In this study, some novel 2-hydroxy-1,4-naphthoquinone-4-hydroxyaniline hybrid Mannich bases were designed, synthesized and evaluated for in vitro antimalarial activity. The design strategy of novel hybrid molecules involves fusion between the pharmacophoric moieties of lawsone (2-hydroxy-1,4-naphthoquinone, a residue from atovaquone) and Mannich substituted 4-hydroxyaniline (4-aminophenol, a residue from amodiaquine) on the basis of molecular hybridization strategy. Newly designed compounds, 5a-f were also studied for drug-likeness assessment based on Lipinski's rule of five. All the synthesized compounds exhibited some degree of in vitro antimalarial activity against the chloroquine-sensitive strain (RKL-2) of P. falciparum at the tested dose (1 mg/mL), which was considerably less than that of the standard drug, chloroquine (0.1 mg/mL).
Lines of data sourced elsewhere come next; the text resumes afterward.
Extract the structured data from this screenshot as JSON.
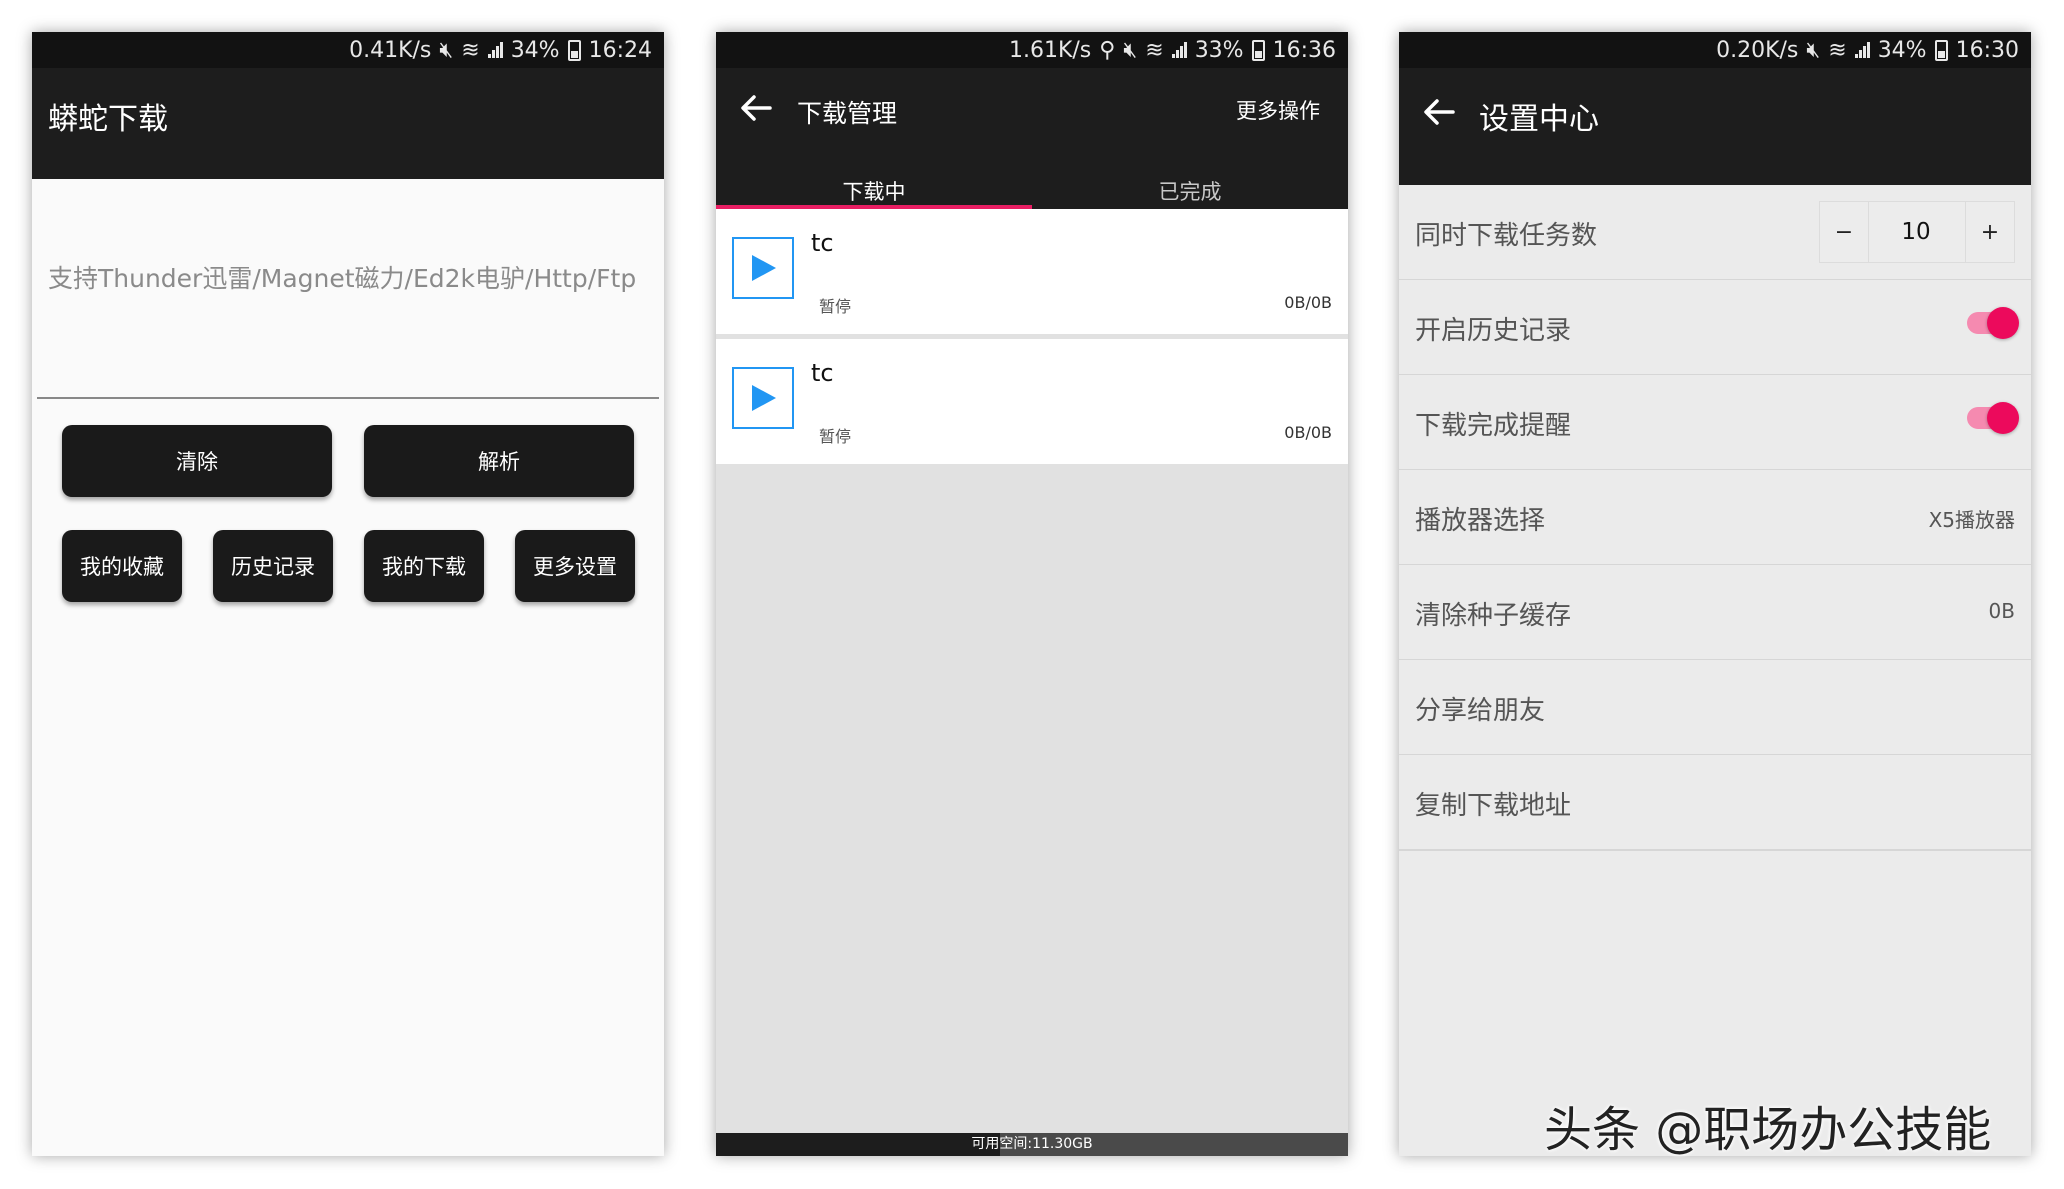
{
  "screen1": {
    "status": {
      "speed": "0.41K/s",
      "battery": "34%",
      "time": "16:24"
    },
    "title": "蟒蛇下载",
    "input_placeholder": "支持Thunder迅雷/Magnet磁力/Ed2k电驴/Http/Ftp",
    "buttons": {
      "clear": "清除",
      "parse": "解析",
      "favorites": "我的收藏",
      "history": "历史记录",
      "downloads": "我的下载",
      "settings": "更多设置"
    }
  },
  "screen2": {
    "status": {
      "speed": "1.61K/s",
      "battery": "33%",
      "time": "16:36"
    },
    "title": "下载管理",
    "more_ops": "更多操作",
    "tabs": [
      "下载中",
      "已完成"
    ],
    "items": [
      {
        "name": "tc",
        "status": "暂停",
        "size": "0B/0B"
      },
      {
        "name": "tc",
        "status": "暂停",
        "size": "0B/0B"
      }
    ],
    "storage_text": "可用空间:11.30GB",
    "storage_used_fraction": 0.45
  },
  "screen3": {
    "status": {
      "speed": "0.20K/s",
      "battery": "34%",
      "time": "16:30"
    },
    "title": "设置中心",
    "rows": {
      "concurrent": {
        "label": "同时下载任务数",
        "value": "10",
        "minus": "−",
        "plus": "+"
      },
      "history": {
        "label": "开启历史记录",
        "on": true
      },
      "notify": {
        "label": "下载完成提醒",
        "on": true
      },
      "player": {
        "label": "播放器选择",
        "value": "X5播放器"
      },
      "cache": {
        "label": "清除种子缓存",
        "value": "0B"
      },
      "share": {
        "label": "分享给朋友"
      },
      "copy": {
        "label": "复制下载地址"
      }
    }
  },
  "watermark": "头条 @职场办公技能",
  "colors": {
    "accent": "#e91e63",
    "play": "#2196f3",
    "toggle": "#ec0a5c"
  }
}
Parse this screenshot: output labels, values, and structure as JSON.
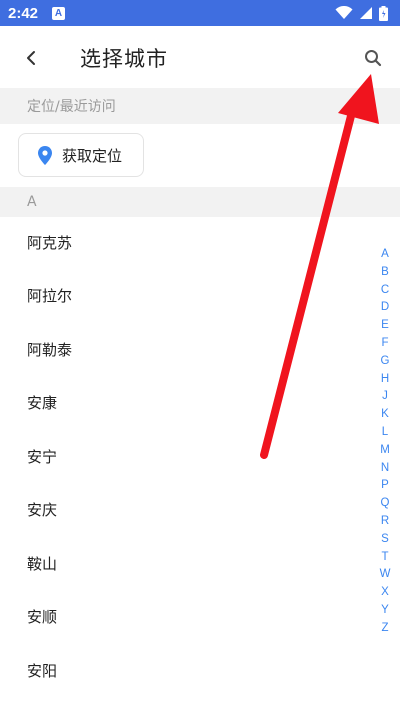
{
  "status_bar": {
    "time": "2:42",
    "notification_icon": "A",
    "icons": [
      "wifi-icon",
      "signal-icon",
      "battery-icon"
    ]
  },
  "header": {
    "title": "选择城市",
    "back_icon": "chevron-left-icon",
    "search_icon": "search-icon"
  },
  "location_section": {
    "title": "定位/最近访问",
    "locate_button": "获取定位",
    "locate_icon": "map-pin-icon"
  },
  "letter_section": {
    "title": "A"
  },
  "cities": [
    "阿克苏",
    "阿拉尔",
    "阿勒泰",
    "安康",
    "安宁",
    "安庆",
    "鞍山",
    "安顺",
    "安阳"
  ],
  "index_letters": [
    "A",
    "B",
    "C",
    "D",
    "E",
    "F",
    "G",
    "H",
    "J",
    "K",
    "L",
    "M",
    "N",
    "P",
    "Q",
    "R",
    "S",
    "T",
    "W",
    "X",
    "Y",
    "Z"
  ],
  "colors": {
    "status_bar": "#3f6ee0",
    "section_bg": "#f2f2f2",
    "index_letters": "#3b86f0",
    "pin": "#3b86f0",
    "annotation_arrow": "#f0141e"
  }
}
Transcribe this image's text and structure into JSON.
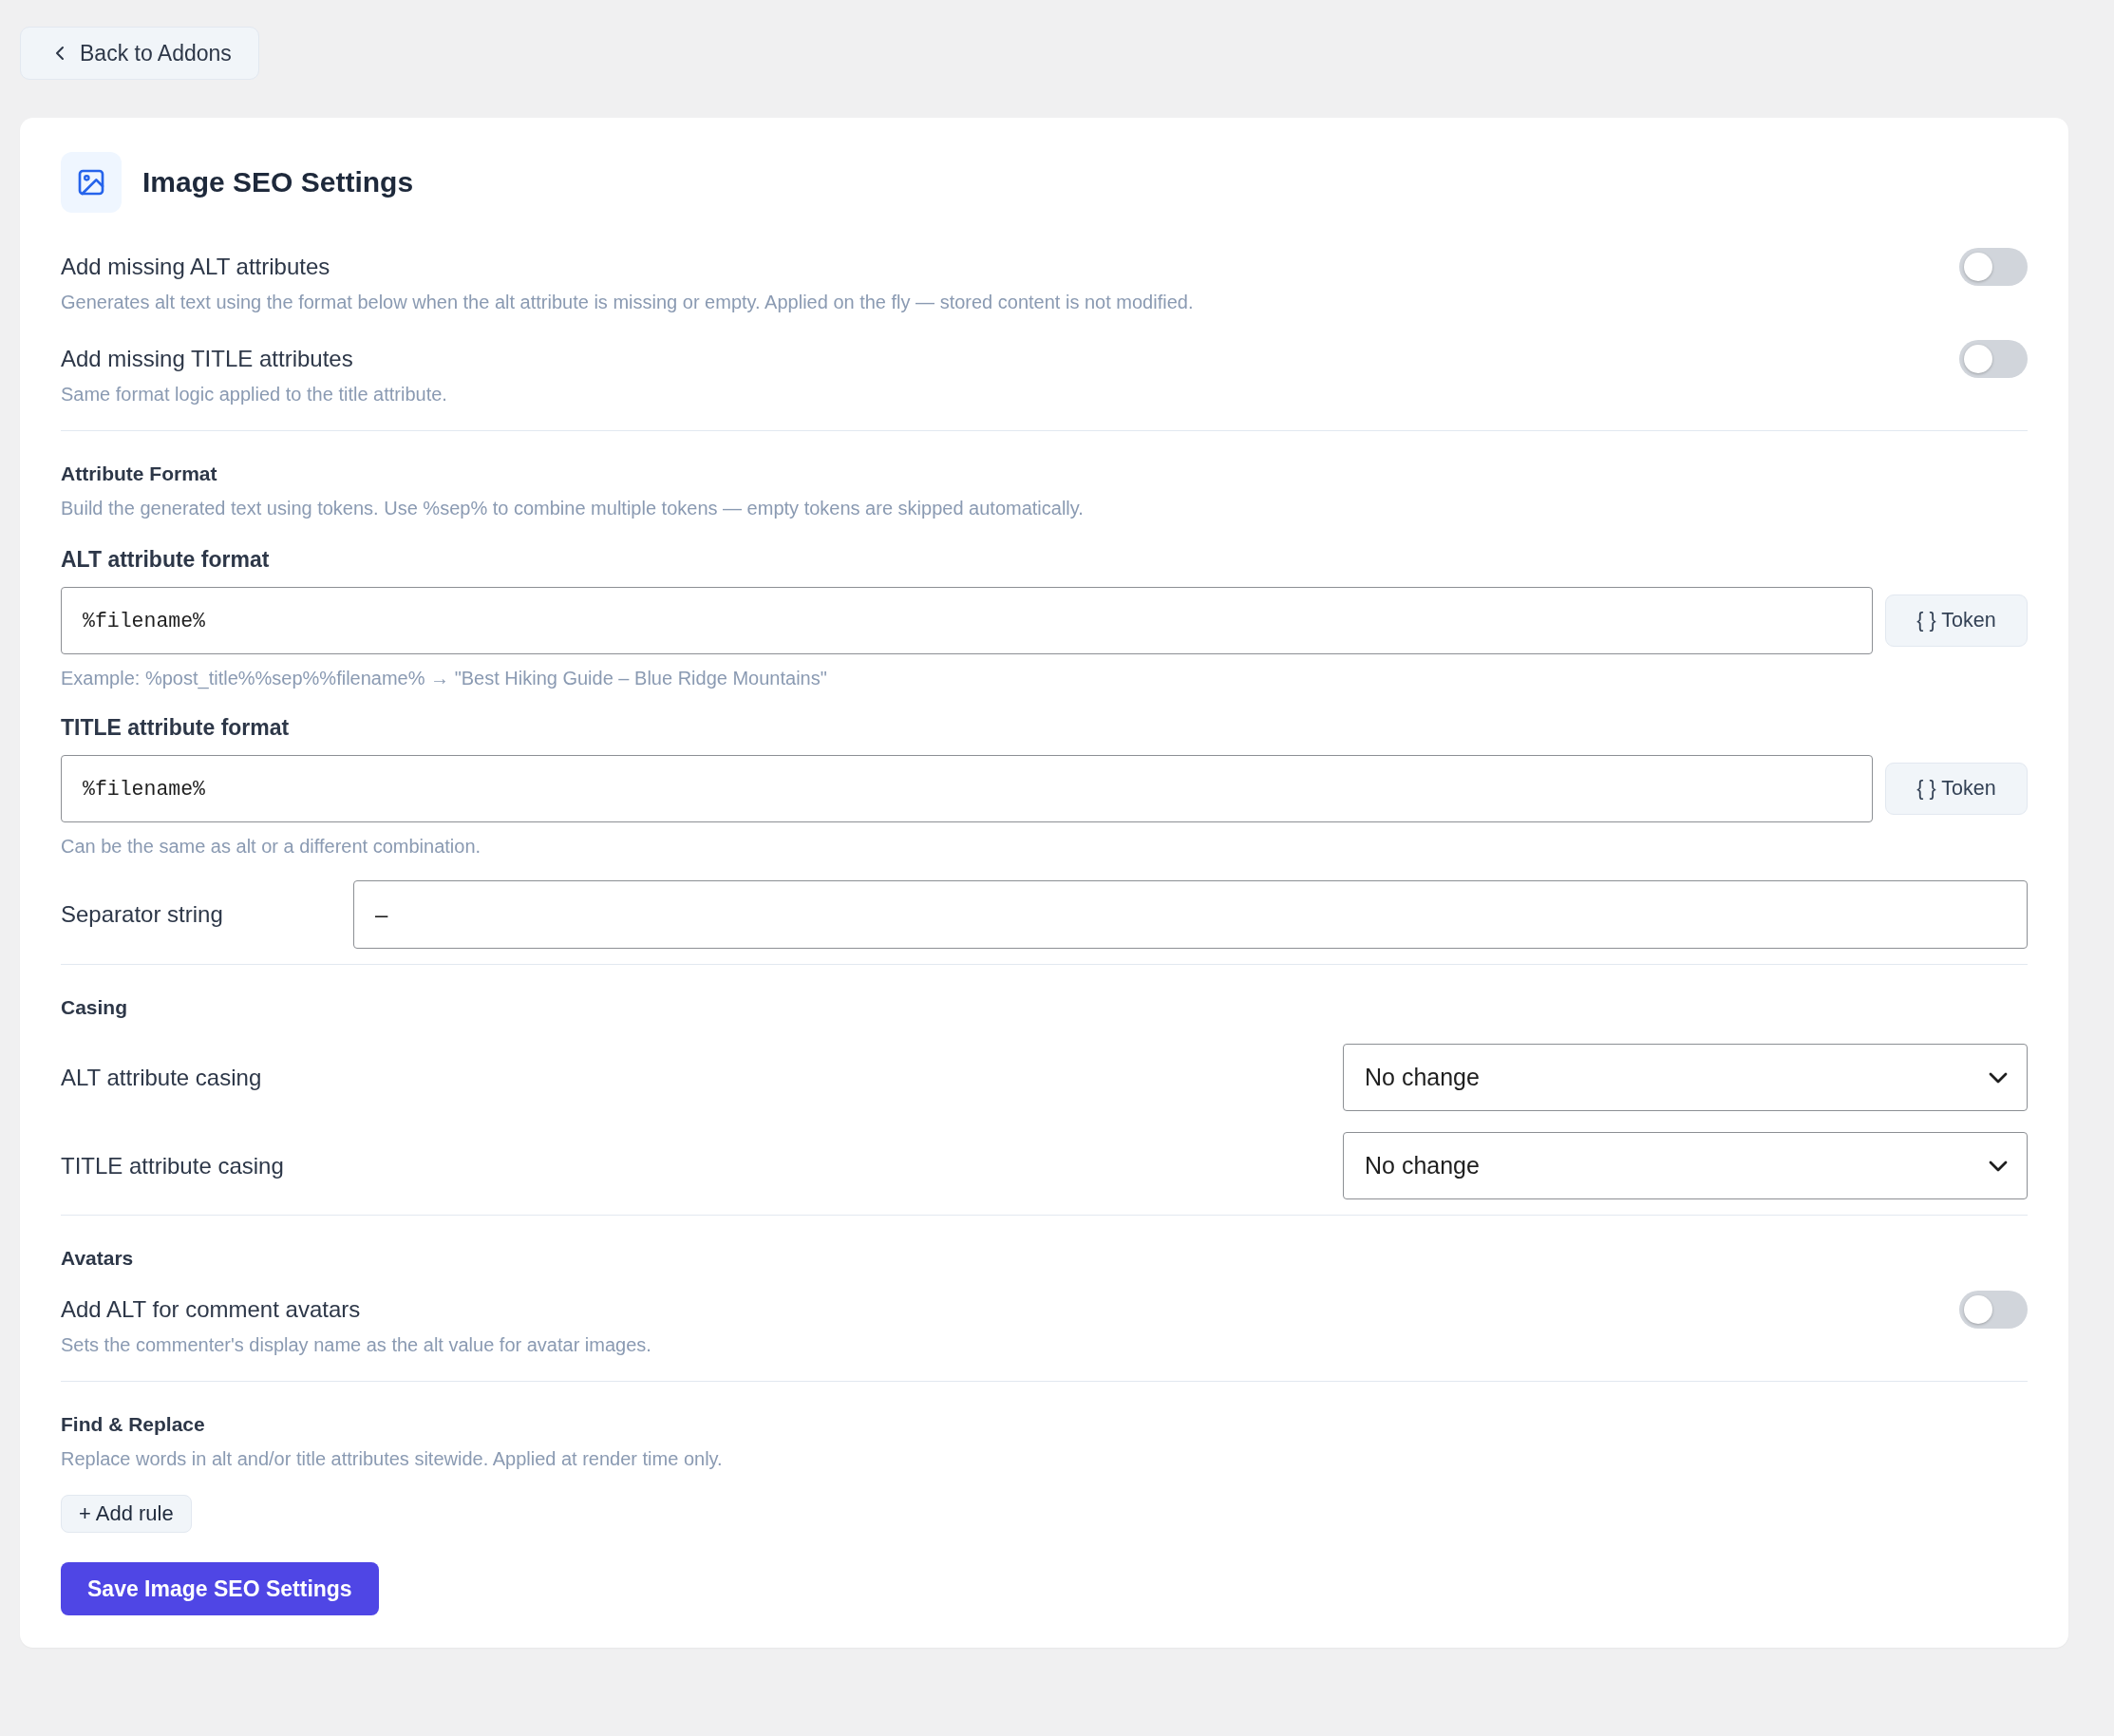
{
  "back_button": {
    "label": "Back to Addons"
  },
  "panel": {
    "title": "Image SEO Settings"
  },
  "sections": [
    {
      "items": [
        {
          "kind": "toggle",
          "label": "Add missing ALT attributes",
          "description": "Generates alt text using the format below when the alt attribute is missing or empty. Applied on the fly — stored content is not modified.",
          "on": false
        },
        {
          "kind": "toggle",
          "label": "Add missing TITLE attributes",
          "description": "Same format logic applied to the title attribute.",
          "on": false
        }
      ]
    },
    {
      "heading": "Attribute Format",
      "description": "Build the generated text using tokens. Use %sep% to combine multiple tokens — empty tokens are skipped automatically.",
      "items": [
        {
          "kind": "token_field",
          "label": "ALT attribute format",
          "value": "%filename%",
          "button": "{ } Token",
          "help": "Example: %post_title%%sep%%filename% → \"Best Hiking Guide – Blue Ridge Mountains\""
        },
        {
          "kind": "token_field",
          "label": "TITLE attribute format",
          "value": "%filename%",
          "button": "{ } Token",
          "help": "Can be the same as alt or a different combination."
        },
        {
          "kind": "inline_field",
          "label": "Separator string",
          "value": "–"
        }
      ]
    },
    {
      "heading": "Casing",
      "items": [
        {
          "kind": "select",
          "label": "ALT attribute casing",
          "value": "No change"
        },
        {
          "kind": "select",
          "label": "TITLE attribute casing",
          "value": "No change"
        }
      ]
    },
    {
      "heading": "Avatars",
      "items": [
        {
          "kind": "toggle",
          "label": "Add ALT for comment avatars",
          "description": "Sets the commenter's display name as the alt value for avatar images.",
          "on": false
        }
      ]
    },
    {
      "heading": "Find & Replace",
      "description": "Replace words in alt and/or title attributes sitewide. Applied at render time only.",
      "items": [
        {
          "kind": "button",
          "label": "+ Add rule"
        }
      ]
    }
  ],
  "save_button": {
    "label": "Save Image SEO Settings"
  }
}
However, compounds with propyl, 5a (IC_(50) 0.453 μg/mL) and morpholinyl, 5f (IC_(50) 0.391 μg/mL) substitutions showed comparatively better activity than rest of the synthesized analogues. Compound 5f (IC_(50) 0.993 μg/mL) was found to possess higher antimalarial effectiveness than compound Sa (IC_(50) 2.92 ug/mL) against resistant strain (RKL-9) of P. falciparum. The activity of these compounds against the resistant strain was also less than that of chloroquine (IC_(50) 0.299 μg/mL). From results, it is clear that compounds having substitutions like smaller alkyl groups (n-propyl, 5a; isopropyl, 5b) or saturated heterocyclic moiety (morpholinyl, 5f) possess superior antimalarial activity in comparison to other compounds substituted with bulky alkyl (diisopropyl, 5c; n-butyl, 5d) or aryl (phenyl, 5e) moieties. Further, since all the compounds exhibited favourable drug-like properties a reasonable correlation therefore appears to exist between their drug-likeness and antimalarial activities.